Time to End Federal Aid
Could the time to end federal aid to higher education have long passed?
“The federal government has no constitutional authority to do anything with regard to higher education (or any level, for that matter),” George Leef writes in Forbes. “But in 1965, Congress was swarming with ‘progressives’ who were sure that because college seemed to be a good thing for the rather small percentage of Americans who went, the nation would benefit if almost everyone went.”
“So the federal policy began to make higher education more ‘accessible’ for students, most significantly through grants and easily available loans. The result was that college education was transformed.” Leef is director of research for the John William Pope Center for Higher Education Policy, based in North Carolina.

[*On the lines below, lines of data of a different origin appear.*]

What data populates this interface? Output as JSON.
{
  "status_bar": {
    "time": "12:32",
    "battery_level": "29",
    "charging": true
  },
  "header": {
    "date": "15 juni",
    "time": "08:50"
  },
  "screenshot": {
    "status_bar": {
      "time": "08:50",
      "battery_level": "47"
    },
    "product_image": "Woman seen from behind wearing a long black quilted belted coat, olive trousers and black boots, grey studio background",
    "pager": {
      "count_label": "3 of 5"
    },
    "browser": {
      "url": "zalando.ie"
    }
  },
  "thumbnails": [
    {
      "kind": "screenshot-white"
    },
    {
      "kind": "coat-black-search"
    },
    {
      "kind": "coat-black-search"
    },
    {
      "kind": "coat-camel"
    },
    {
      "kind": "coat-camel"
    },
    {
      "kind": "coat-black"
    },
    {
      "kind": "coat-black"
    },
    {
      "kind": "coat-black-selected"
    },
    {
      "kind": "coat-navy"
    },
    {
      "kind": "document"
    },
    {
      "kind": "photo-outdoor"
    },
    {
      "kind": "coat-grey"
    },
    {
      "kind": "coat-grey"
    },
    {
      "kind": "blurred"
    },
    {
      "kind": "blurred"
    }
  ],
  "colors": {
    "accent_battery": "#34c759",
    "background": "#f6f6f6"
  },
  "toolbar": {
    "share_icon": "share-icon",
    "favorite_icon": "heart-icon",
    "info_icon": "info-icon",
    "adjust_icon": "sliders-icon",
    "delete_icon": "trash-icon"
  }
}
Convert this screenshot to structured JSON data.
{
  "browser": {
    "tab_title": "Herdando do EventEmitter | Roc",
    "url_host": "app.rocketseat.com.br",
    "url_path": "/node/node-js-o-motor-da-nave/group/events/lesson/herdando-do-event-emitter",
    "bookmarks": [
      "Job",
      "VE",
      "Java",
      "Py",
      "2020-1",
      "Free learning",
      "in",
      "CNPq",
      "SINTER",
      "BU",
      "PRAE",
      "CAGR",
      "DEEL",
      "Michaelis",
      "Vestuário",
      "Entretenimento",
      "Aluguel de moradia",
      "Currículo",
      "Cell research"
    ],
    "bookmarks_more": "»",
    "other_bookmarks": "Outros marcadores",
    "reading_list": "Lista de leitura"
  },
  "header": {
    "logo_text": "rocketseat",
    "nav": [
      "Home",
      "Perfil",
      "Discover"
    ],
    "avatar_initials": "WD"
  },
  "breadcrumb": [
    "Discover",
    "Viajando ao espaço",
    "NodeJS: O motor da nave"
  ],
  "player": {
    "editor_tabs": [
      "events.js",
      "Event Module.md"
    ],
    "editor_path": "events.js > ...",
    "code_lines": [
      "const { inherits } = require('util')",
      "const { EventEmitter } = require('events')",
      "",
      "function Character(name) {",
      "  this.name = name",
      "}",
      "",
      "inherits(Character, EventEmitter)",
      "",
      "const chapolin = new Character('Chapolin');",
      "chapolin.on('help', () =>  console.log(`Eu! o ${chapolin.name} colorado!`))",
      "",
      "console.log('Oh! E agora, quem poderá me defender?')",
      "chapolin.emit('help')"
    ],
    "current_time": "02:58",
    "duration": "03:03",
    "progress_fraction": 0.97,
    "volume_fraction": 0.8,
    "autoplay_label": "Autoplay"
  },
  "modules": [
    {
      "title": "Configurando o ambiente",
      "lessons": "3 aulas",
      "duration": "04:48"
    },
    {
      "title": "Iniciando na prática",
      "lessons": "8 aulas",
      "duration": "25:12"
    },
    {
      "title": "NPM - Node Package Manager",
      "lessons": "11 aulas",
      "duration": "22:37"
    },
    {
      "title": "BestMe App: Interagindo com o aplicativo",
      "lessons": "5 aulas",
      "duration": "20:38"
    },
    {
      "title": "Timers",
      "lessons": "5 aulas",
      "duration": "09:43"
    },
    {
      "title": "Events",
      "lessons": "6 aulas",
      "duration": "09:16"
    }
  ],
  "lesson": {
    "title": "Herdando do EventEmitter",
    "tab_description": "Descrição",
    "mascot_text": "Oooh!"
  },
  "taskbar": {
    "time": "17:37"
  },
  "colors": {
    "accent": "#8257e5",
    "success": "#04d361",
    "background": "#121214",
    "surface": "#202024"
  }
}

“It had been a good that some Americans thought worthwhile, so they strove to qualify for admittance and saved for the modest cost,” Leef notes. “That’s why higher education used to work very well.”
“Federal intervention turned it into a virtual entitlement that delivers less education at more and more expense. It has also helped create the problem of credential inflation, shutting people who don’t have college degrees out from good jobs they could easily learn. As long as we have this law and the constant federal meddling it provokes, we will have a fantastically wasteful higher education system.”
And just one more thing: “Federal outlays have increased the cost of college,” economist Richard Vedder said in a conference call last year, and yet “a smaller percentage of students come from the bottom quintile now than in 1970 before we had these federal education programs.”